*Eoin Magill.
FIVE players from the host club, Lahinch, are, this week, competing for the oldest of the amateur golf championships, the South of Ireland.
Launched in 1895 by Alexander Shaw, the ‘South’ is played for annually at the famed Clare Links course.
On Wednesday morning 150 of the leading amateur golfers in Ireland including some from overseas, set out in search of this famed title.
All will play two qualifying rounds and on this Thursday evening the leading sixty four will remain and from here on will play in matchplay format until the competition concludes with the final on Sunday afternoon.
Lahinch club members who have qualified to compete for this year’s title are Danny Lyne, John Dillon, Aaron McNulty, Stephen Loftus and Jonathan Keane while the field also includes Eoin Magill from East Clare.
Lyne, a member of this year’s Clare minor football team, played a key role in Lahinch’s victory in the Munster Fred Daly cup at the weekend. He plays his club football with Éire Óg, a club that also has strong links with the family of Stephen Loftus.
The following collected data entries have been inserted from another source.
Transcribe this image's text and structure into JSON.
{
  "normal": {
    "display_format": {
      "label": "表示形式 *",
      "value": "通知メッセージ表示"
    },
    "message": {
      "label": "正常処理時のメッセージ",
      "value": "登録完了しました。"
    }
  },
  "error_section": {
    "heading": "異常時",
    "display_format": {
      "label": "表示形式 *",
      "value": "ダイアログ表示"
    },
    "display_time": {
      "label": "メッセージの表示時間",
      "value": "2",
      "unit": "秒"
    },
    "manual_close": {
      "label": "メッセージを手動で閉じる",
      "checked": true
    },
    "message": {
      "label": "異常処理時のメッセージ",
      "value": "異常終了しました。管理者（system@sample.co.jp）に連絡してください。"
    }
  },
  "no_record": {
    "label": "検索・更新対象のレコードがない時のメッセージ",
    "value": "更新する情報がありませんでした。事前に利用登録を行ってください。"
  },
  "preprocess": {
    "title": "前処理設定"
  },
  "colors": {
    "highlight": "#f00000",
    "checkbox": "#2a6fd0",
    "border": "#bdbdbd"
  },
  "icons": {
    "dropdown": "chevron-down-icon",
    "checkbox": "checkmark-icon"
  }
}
The championship attracts huge numbers of golf followers to the North Clare seaside resort anxious to see who might be the next Darren Clarke, or Paul McGinley, winners in 1990 and 1991 respectively. Padraig Harrington suffered defeat in two finals.
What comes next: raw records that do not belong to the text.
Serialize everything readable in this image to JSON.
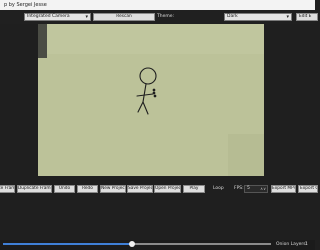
{
  "window": {
    "title": "p by Sergei Jesse"
  },
  "top": {
    "camera_select": "Integrated Camera",
    "rescan_label": "Rescan",
    "theme_label": "Theme:",
    "theme_select": "Dark",
    "edit_label": "Edit E"
  },
  "toolbar": {
    "delete_frame": "te Frame",
    "duplicate_frame": "Duplicate Frame",
    "undo": "Undo",
    "redo": "Redo",
    "new_project": "New Project",
    "save_project": "Save Project",
    "open_project": "Open Project",
    "play": "Play",
    "loop": "Loop",
    "fps_label": "FPS:",
    "fps_value": "5",
    "export_mp4": "Export MP4",
    "export_g": "Export G"
  },
  "timeline": {
    "onion_label": "Onion Layers:",
    "onion_value": "1",
    "progress": 0.48
  },
  "colors": {
    "accent": "#3f7fd6",
    "canvas": "#bcc299"
  }
}
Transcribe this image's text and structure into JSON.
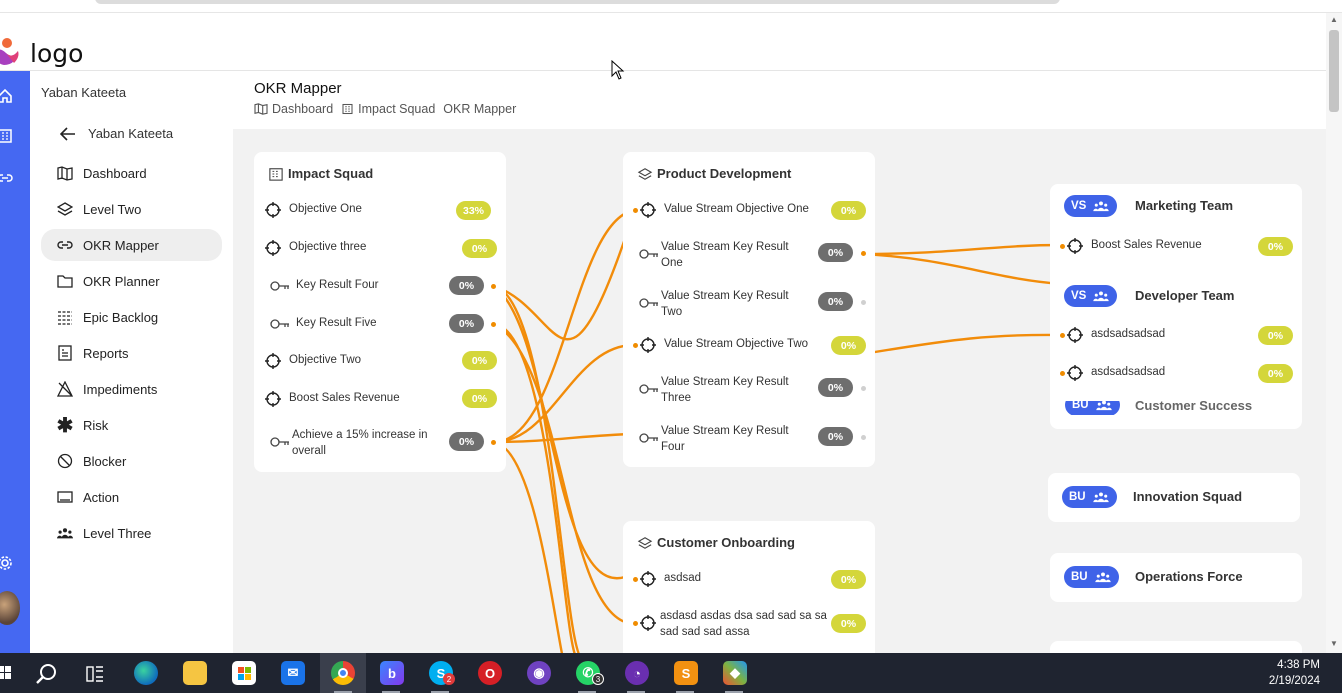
{
  "app": {
    "logo_text": "logo"
  },
  "sidebar": {
    "user": "Yaban Kateeta",
    "back_label": "Yaban Kateeta",
    "items": [
      {
        "label": "Dashboard",
        "icon": "map-icon"
      },
      {
        "label": "Level Two",
        "icon": "layers-icon"
      },
      {
        "label": "OKR Mapper",
        "icon": "link-icon",
        "active": true
      },
      {
        "label": "OKR Planner",
        "icon": "folder-icon"
      },
      {
        "label": "Epic Backlog",
        "icon": "list-icon"
      },
      {
        "label": "Reports",
        "icon": "report-icon"
      },
      {
        "label": "Impediments",
        "icon": "impediment-icon"
      },
      {
        "label": "Risk",
        "icon": "asterisk-icon"
      },
      {
        "label": "Blocker",
        "icon": "block-icon"
      },
      {
        "label": "Action",
        "icon": "monitor-icon"
      },
      {
        "label": "Level Three",
        "icon": "team-icon"
      }
    ]
  },
  "page": {
    "title": "OKR Mapper",
    "breadcrumbs": [
      "Dashboard",
      "Impact Squad",
      "OKR Mapper"
    ]
  },
  "cards": {
    "impact_squad": {
      "title": "Impact Squad",
      "rows": [
        {
          "label": "Objective One",
          "value": "33%",
          "kind": "objective",
          "tone": "y"
        },
        {
          "label": "Objective three",
          "value": "0%",
          "kind": "objective",
          "tone": "y"
        },
        {
          "label": "Key Result Four",
          "value": "0%",
          "kind": "kr",
          "tone": "g"
        },
        {
          "label": "Key Result Five",
          "value": "0%",
          "kind": "kr",
          "tone": "g"
        },
        {
          "label": "Objective Two",
          "value": "0%",
          "kind": "objective",
          "tone": "y"
        },
        {
          "label": "Boost Sales Revenue",
          "value": "0%",
          "kind": "objective",
          "tone": "y"
        },
        {
          "label": "Achieve a 15% increase in overall",
          "value": "0%",
          "kind": "kr",
          "tone": "g"
        }
      ]
    },
    "product_development": {
      "title": "Product Development",
      "rows": [
        {
          "label": "Value Stream Objective One",
          "value": "0%",
          "kind": "objective",
          "tone": "y"
        },
        {
          "label": "Value Stream Key Result One",
          "value": "0%",
          "kind": "kr",
          "tone": "g"
        },
        {
          "label": "Value Stream Key Result Two",
          "value": "0%",
          "kind": "kr",
          "tone": "g"
        },
        {
          "label": "Value Stream Objective Two",
          "value": "0%",
          "kind": "objective",
          "tone": "y"
        },
        {
          "label": "Value Stream Key Result Three",
          "value": "0%",
          "kind": "kr",
          "tone": "g"
        },
        {
          "label": "Value Stream Key Result Four",
          "value": "0%",
          "kind": "kr",
          "tone": "g"
        }
      ]
    },
    "customer_onboarding": {
      "title": "Customer Onboarding",
      "rows": [
        {
          "label": "asdsad",
          "value": "0%",
          "kind": "objective",
          "tone": "y"
        },
        {
          "label": "asdasd asdas dsa sad sad sa sa sad sad sad assa",
          "value": "0%",
          "kind": "objective",
          "tone": "y"
        }
      ]
    },
    "teams": {
      "marketing": {
        "badge": "VS",
        "name": "Marketing Team",
        "rows": [
          {
            "label": "Boost Sales Revenue",
            "value": "0%"
          }
        ]
      },
      "developer": {
        "badge": "VS",
        "name": "Developer Team",
        "rows": [
          {
            "label": "asdsadsadsad",
            "value": "0%"
          },
          {
            "label": "asdsadsadsad",
            "value": "0%"
          }
        ]
      },
      "customer_success": {
        "badge": "BU",
        "name": "Customer Success"
      },
      "innovation": {
        "badge": "BU",
        "name": "Innovation Squad"
      },
      "operations": {
        "badge": "BU",
        "name": "Operations Force"
      }
    }
  },
  "taskbar": {
    "time": "4:38 PM",
    "date": "2/19/2024",
    "skype_count": "2",
    "whatsapp_count": "3"
  },
  "colors": {
    "accent": "#4568f2",
    "link": "#f08c00",
    "yellow_pill": "#d4d63a",
    "grey_pill": "#6e6e6e"
  }
}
Could there be a home club winner to follow in the footsteps of the great John Burke, winner of the crown on no less than eleven occasions, four in a row 1928, ‘29,’30 and ‘31 followed by six in a row, 1941, ‘42, ‘43, ‘44, ‘45 and ‘46.
Another Lahinch man Paddy Leyden won the title in 1953, ‘55, ‘56 and 57.
Kilrush native Greg Young suffered the disappointment of defeat in five finals while Ennis man Noel Pyne holds the record of competing in the championship on fifty consecutive occasions.